Manish Grover 1, Michael K Fasseas 1, Clara Essmann 1, Kenneth Liu 1, Christian Braendle 2, Marie-Anne Félix 3, Sally L Glockling 4, Michalis Barkoulas 1
1 Department of Life Sciences, Imperial College, London, United Kingdom.
2 Université Côte d’Azur, CNRS, Inserm, IBV, Nice, France.
3 Institut de Biologie de l’Ecole Normale Supérieure, CNRS, Inserm, Paris, France.

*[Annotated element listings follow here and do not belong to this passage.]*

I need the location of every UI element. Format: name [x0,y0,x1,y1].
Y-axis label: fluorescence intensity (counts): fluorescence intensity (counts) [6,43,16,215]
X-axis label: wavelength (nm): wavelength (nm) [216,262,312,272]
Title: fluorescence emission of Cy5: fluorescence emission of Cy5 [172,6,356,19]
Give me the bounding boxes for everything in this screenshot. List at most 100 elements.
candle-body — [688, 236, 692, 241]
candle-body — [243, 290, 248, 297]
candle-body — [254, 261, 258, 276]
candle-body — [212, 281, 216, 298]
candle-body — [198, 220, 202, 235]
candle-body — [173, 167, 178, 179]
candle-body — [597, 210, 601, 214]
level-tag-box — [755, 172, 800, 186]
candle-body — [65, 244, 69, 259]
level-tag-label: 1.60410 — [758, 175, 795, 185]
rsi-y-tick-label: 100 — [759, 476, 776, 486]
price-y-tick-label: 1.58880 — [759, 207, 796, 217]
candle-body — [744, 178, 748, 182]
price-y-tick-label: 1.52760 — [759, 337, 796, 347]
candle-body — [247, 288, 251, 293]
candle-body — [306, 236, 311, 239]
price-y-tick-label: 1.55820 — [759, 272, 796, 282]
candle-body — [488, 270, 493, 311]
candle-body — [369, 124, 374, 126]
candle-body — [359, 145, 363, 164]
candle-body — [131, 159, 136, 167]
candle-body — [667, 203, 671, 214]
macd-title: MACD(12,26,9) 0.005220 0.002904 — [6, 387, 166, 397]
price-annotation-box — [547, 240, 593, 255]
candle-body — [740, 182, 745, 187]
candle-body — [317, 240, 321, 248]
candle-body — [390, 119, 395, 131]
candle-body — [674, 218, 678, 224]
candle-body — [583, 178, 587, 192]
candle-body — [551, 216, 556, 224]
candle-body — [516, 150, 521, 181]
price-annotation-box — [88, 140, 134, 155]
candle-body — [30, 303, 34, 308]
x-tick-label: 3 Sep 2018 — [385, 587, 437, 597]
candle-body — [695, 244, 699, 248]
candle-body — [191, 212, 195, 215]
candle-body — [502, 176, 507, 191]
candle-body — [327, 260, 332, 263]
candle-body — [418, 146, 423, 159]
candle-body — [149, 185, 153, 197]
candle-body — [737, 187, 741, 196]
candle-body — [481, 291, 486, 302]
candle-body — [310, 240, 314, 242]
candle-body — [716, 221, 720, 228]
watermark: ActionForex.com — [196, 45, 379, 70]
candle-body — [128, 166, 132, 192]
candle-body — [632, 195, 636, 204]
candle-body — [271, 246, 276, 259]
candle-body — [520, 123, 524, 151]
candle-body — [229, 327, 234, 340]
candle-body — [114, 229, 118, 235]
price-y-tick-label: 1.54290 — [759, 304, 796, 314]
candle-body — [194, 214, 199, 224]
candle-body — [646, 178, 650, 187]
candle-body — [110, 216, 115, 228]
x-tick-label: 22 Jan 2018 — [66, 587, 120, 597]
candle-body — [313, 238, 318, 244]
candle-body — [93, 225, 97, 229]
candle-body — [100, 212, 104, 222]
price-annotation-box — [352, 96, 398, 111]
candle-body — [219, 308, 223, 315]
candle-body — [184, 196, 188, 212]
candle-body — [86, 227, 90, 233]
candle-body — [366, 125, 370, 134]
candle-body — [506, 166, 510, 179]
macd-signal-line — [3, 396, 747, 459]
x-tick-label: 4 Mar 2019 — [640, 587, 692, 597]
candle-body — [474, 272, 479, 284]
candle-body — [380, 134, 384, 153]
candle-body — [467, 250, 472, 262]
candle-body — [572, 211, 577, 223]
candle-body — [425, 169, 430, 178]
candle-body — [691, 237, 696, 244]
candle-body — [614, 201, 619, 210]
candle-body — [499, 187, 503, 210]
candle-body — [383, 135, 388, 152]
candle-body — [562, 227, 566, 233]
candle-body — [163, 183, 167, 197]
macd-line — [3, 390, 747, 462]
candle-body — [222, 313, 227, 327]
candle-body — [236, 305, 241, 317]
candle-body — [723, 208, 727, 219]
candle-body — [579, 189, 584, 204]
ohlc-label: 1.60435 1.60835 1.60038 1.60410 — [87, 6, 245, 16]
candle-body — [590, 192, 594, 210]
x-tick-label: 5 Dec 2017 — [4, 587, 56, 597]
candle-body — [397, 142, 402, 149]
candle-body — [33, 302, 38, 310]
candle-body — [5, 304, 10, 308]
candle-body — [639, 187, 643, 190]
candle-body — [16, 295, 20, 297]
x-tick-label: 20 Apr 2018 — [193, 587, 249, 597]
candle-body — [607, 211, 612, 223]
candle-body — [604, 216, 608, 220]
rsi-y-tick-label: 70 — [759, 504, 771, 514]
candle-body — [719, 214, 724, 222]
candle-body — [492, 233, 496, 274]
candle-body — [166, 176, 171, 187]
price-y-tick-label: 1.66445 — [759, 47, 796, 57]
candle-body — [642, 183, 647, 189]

4 Independent Researcher, Eastbourne, United Kingdom.
Oomycetes are a group of eukaryotic organisms that includes many important pathogens of animals and plants. Within this group, the Haptoglossa genus is characterised by the presence of specialised gun cells carrying a harpoon-like infection apparatus. While several Haptoglossa pathogens have been morphologically described, there are currently no host systems developed to study the infection process or host responses in the lab. In this study, we report that Haptoglossa species are potent natural pathogens of Caenorhabditis nematodes. Using electron microscopy, we characterise the infection process in C. elegans and demonstrate that the oomycete causes excessive tissue degradation upon entry in the body cavity, whilst leaving the host cuticle intact. We also report that the host transcriptional response to Haptoglossa infection shares similarities with the response against the oomycete Myzocytiopsis humicola, a key example of which is the induction of chitinase-like (chil) genes in the hypodermis. We demonstrate that this shared feature of the host response can be mounted by pathogen detection without any infection, as previously shown for M. humicola. These results highlight similarities in the nematode immune response to natural infection by phylogenetically distinct oomycetes.